Friends and colleagues say Lewis was constantly coming up with new ideas. His vision of a nature trail for the blind became a reality with the Braille Trail near Independence Pass. Another unique idea, a brain museum – a museum in the shape of a human brain whose interior would actually show its inner workings – didn’t get off the ground.”He was an energizer,” said Mark Fuller, director of the Independence Pass Foundation. “There were things he wanted to do and he wouldn’t let things stand in this way.”Despite his cerebral nature, Lewis was a proponent of understanding things by experiencing them, and brought that approach to all his endeavors. As a high school science teacher (his first job in the valley, for most of the 1950s), Lewis frequently led his students on field trips. From those outings, the Hallam Lake Nature Preserve, now run by the Aspen Center for Environmental Studies, was born. The Independence Pass Foundation was initially conceived as a funding arm for the Environmental Research Group, an organization that worked primarily on revegetation and reseeding projects on and near Independence Pass.Perhaps the best example of his work is the Wildwood School, a nontraditional preschool Lewis founded in 1974. The school’s construction, a couple of earth-covered domes, mimics nature; the program emphasizes learning through sensory experiences with the environment.

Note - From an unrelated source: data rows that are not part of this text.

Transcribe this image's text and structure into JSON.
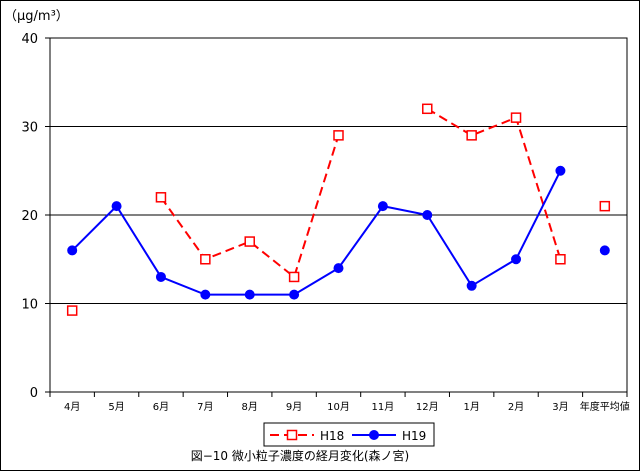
{
  "chart_data": {
    "type": "line",
    "y_unit": "（μg/m³）",
    "categories": [
      "4月",
      "5月",
      "6月",
      "7月",
      "8月",
      "9月",
      "10月",
      "11月",
      "12月",
      "1月",
      "2月",
      "3月",
      "年度平均値"
    ],
    "ylim": [
      0,
      40
    ],
    "yticks": [
      0,
      10,
      20,
      30,
      40
    ],
    "grid": true,
    "legend_position": "bottom",
    "series": [
      {
        "name": "H18",
        "color": "#ff0000",
        "line_style": "dashed",
        "marker": "open-square",
        "segments": [
          [
            2,
            3,
            4,
            5,
            6
          ],
          [
            8,
            9,
            10,
            11
          ]
        ],
        "values": [
          9.2,
          null,
          22,
          15,
          17,
          13,
          29,
          null,
          32,
          29,
          31,
          15,
          21
        ]
      },
      {
        "name": "H19",
        "color": "#0000ff",
        "line_style": "solid",
        "marker": "filled-circle",
        "segments": [
          [
            0,
            1,
            2,
            3,
            4,
            5,
            6,
            7,
            8,
            9,
            10,
            11
          ]
        ],
        "values": [
          16,
          21,
          13,
          11,
          11,
          11,
          14,
          21,
          20,
          12,
          15,
          25,
          16
        ]
      }
    ],
    "caption": "図−10  微小粒子濃度の経月変化(森ノ宮)"
  }
}
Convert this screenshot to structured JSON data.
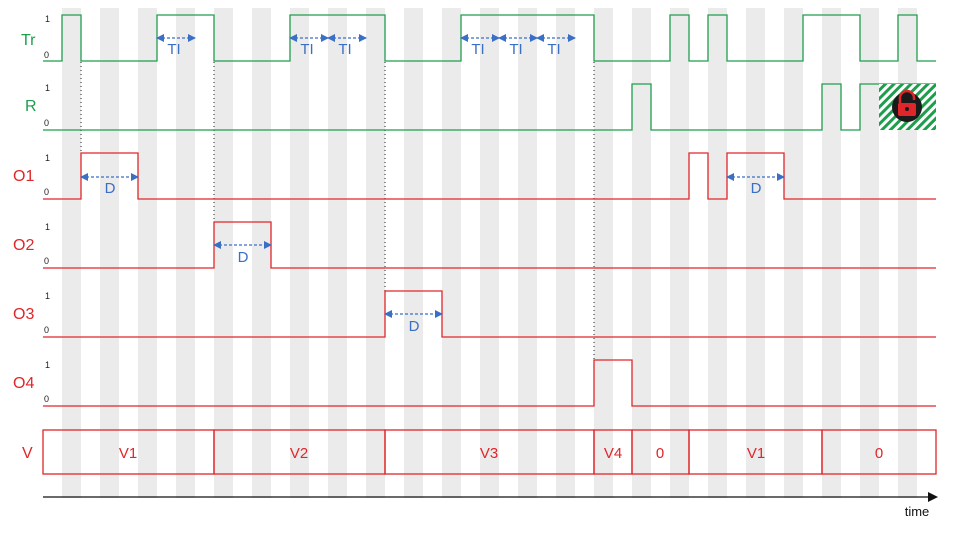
{
  "signals": {
    "tr": {
      "label": "Tr",
      "high": "1",
      "low": "0"
    },
    "r": {
      "label": "R",
      "high": "1",
      "low": "0"
    },
    "o1": {
      "label": "O1",
      "high": "1",
      "low": "0"
    },
    "o2": {
      "label": "O2",
      "high": "1",
      "low": "0"
    },
    "o3": {
      "label": "O3",
      "high": "1",
      "low": "0"
    },
    "o4": {
      "label": "O4",
      "high": "1",
      "low": "0"
    },
    "v": {
      "label": "V"
    }
  },
  "interval_labels": {
    "ti": "TI",
    "d": "D"
  },
  "value_segments": [
    "V1",
    "V2",
    "V3",
    "V4",
    "0",
    "V1",
    "0"
  ],
  "axis": {
    "label": "time"
  },
  "colors": {
    "green": "#1e9e4c",
    "red": "#e0262a",
    "blue": "#3a6fc6",
    "stripe": "#ebebeb",
    "lock": "#e0262a"
  },
  "icons": {
    "lock": "unlocked-padlock-icon"
  }
}
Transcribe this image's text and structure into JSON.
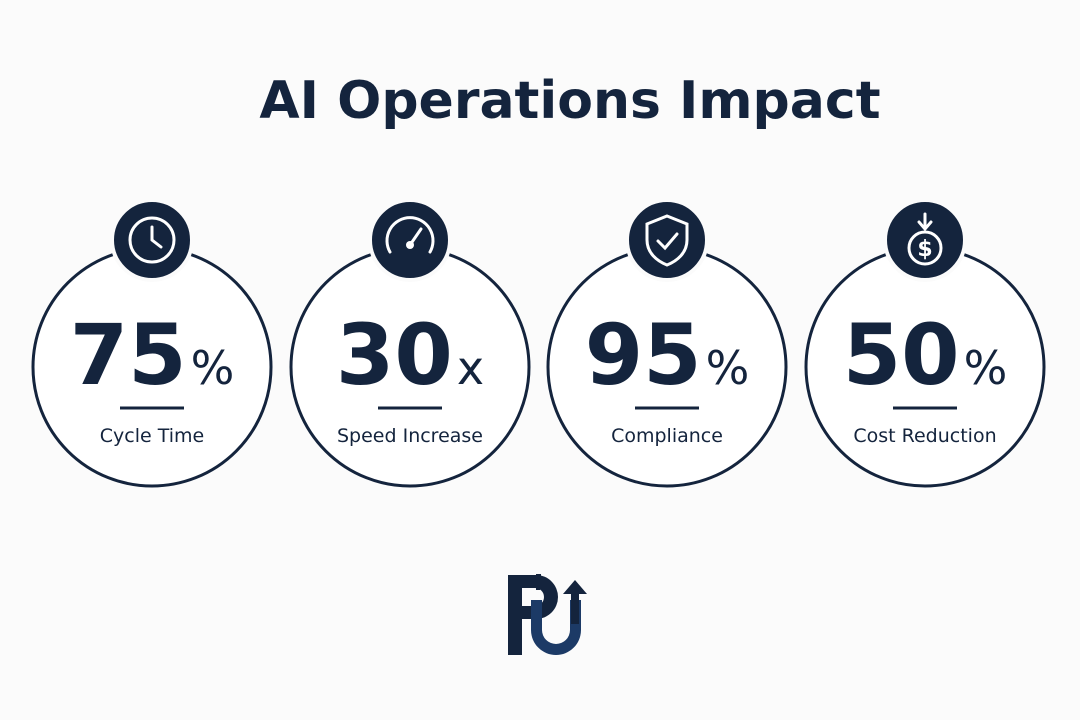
{
  "header": {
    "title": "AI Operations Impact"
  },
  "stats": [
    {
      "value": 75,
      "unit": "%",
      "label": "Cycle Time"
    },
    {
      "value": 30,
      "unit": "x",
      "label": "Speed Increase"
    },
    {
      "value": 95,
      "unit": "%",
      "label": "Compliance"
    },
    {
      "value": 50,
      "unit": "%",
      "label": "Cost Reduction"
    }
  ]
}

“He was real different in how he saw learning; it was not a rote experience by any means,” said Karen Nye, a former Wildwood School director. As disparate as some of his endeavors seemed, all Lewis’ interests were in fact connected by the idea of preserving the environment, and learning from it.”Bob became the environmental conscience of the valley,” said writer Paul Andersen, a friend of Lewis’ of 25 years who worked with him on two books. Born in 1921 in California, Lewis graduated from Hollywood High School and shortly afterward enrolled in the 10th Mountain Division. It was during his training at Camp Hale that he first saw Aspen. He married Barbara Crandall in 1944, graduated from the University of California at Berkeley with a degree in zoology in 1950, and started teaching at Aspen High School in 1951. He earned his master’s in alpine ecology one year later.

For more than 40 years Lewis lived in a house east of Aspen adjacent to the North Star Nature Preserve, although in recent years he had been spending winters elsewhere.Throughout his extensive travels, friends said, he would praise the Roaring Fork Valley – its environment and the various projects he was involved in. Lewis’ death was unexpected though peaceful. He was the passenger in a car coming back from the Rocky Mountain Biological Laboratory in Gothic, which he was visiting on business in connection with his work with the Aspen Field Biological Laboratory, when he died.